Tactical Combat Casualty Care to pojęcie, które choć w świadomości służb mundurowych występuje od niedawna, traktowane jest niezmiernie poważnie.
Metody udzielania pomocy rannym na polu walki oparte dotychczas na wytycznych cywilnych, okazały się całkowicie nieskuteczne w warunkach bojowych. Nie uwzględniały bowiem specyfiki i warunków działania żołnierzy, które mają znaczny wpływ na możliwość udzielania pomocy rannemu w środowisku taktycznym.

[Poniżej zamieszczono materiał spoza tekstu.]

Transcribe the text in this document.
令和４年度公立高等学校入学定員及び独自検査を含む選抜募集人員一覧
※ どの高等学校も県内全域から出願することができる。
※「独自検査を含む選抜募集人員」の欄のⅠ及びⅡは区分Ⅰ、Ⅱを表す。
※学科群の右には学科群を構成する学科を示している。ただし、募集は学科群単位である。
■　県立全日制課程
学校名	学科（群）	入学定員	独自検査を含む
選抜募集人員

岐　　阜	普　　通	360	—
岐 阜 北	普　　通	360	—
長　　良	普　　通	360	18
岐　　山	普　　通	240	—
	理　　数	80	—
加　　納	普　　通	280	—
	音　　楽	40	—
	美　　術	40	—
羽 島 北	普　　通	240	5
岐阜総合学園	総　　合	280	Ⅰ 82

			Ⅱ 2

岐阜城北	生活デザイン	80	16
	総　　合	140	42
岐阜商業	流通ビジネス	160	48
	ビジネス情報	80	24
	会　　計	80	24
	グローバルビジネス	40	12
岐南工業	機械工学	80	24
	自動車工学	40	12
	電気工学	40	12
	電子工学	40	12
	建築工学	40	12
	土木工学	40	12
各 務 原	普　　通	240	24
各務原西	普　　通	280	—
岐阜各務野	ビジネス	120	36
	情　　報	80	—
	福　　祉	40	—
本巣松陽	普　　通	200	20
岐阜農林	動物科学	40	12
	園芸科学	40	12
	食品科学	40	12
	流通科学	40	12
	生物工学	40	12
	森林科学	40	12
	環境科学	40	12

       Właśnie takiemu działaniu żołnierzy na współczesnym polu walki, poświęcone były zajęcia kadetów Zespołu Szkół Ponadgimnazjalnych nr 1 w Tomaszowie Mazowieckim, przeprowadzone przez instruktorów 7 batalionu kawalerii powietrznej. Metody udzielania pierwszej pomocy w środowisku taktycznym powinien znać każdy żołnierz. Ze względu na charakter służby, a więc i duże prawdopodobieństwo znalezienia się w rejonie prowadzonych działań wojennych, powyższe umiejętności są nieodzowne. Profesjonalne połączenie czynności związanych z udzielaniem pierwszej pomocy podczas wymiany ognia z jednoczesną gotowością do podjęcia walki, wymaga od żołnierzy nie tylko dużej wiedzy, ale i mozolnego długotrwałego szkolenia. Kadeci Mechanika pod okiem kawalerzystów 7 batalionu ćwiczyli praktycznie jak szybko i skutecznie opatrywać rany, odniesione w walce w sytuacji bezpośredniego zagrożenia życia nie tylko rannego ale i udzielającego mu pomocy żołnierza. Szkolenie obejmowało:

-Samopomoc
-Tamowanie masywnych krwotoków za pomocą opasek uciskowych typu "junctional"oraz procedury "wound packing"
-Przyrządowe i bezprzyrządowe udrażnianie dróg oddechowych
-Zaopatrzenie ran penetrujących klatki piersiowej
-Identyfikację oraz odbarczanie odmy prężnej 
-Ochrona przed hipotermią 
-Ewakuacja 

W ramach szkolenia kadeci ćwiczyli elementy musztry zespołowej, techniki pokonywania terenu i przeszkód terenowych, elementy walki wręcz i czynności związane z resuscytacją krążeniowo -  oddechową.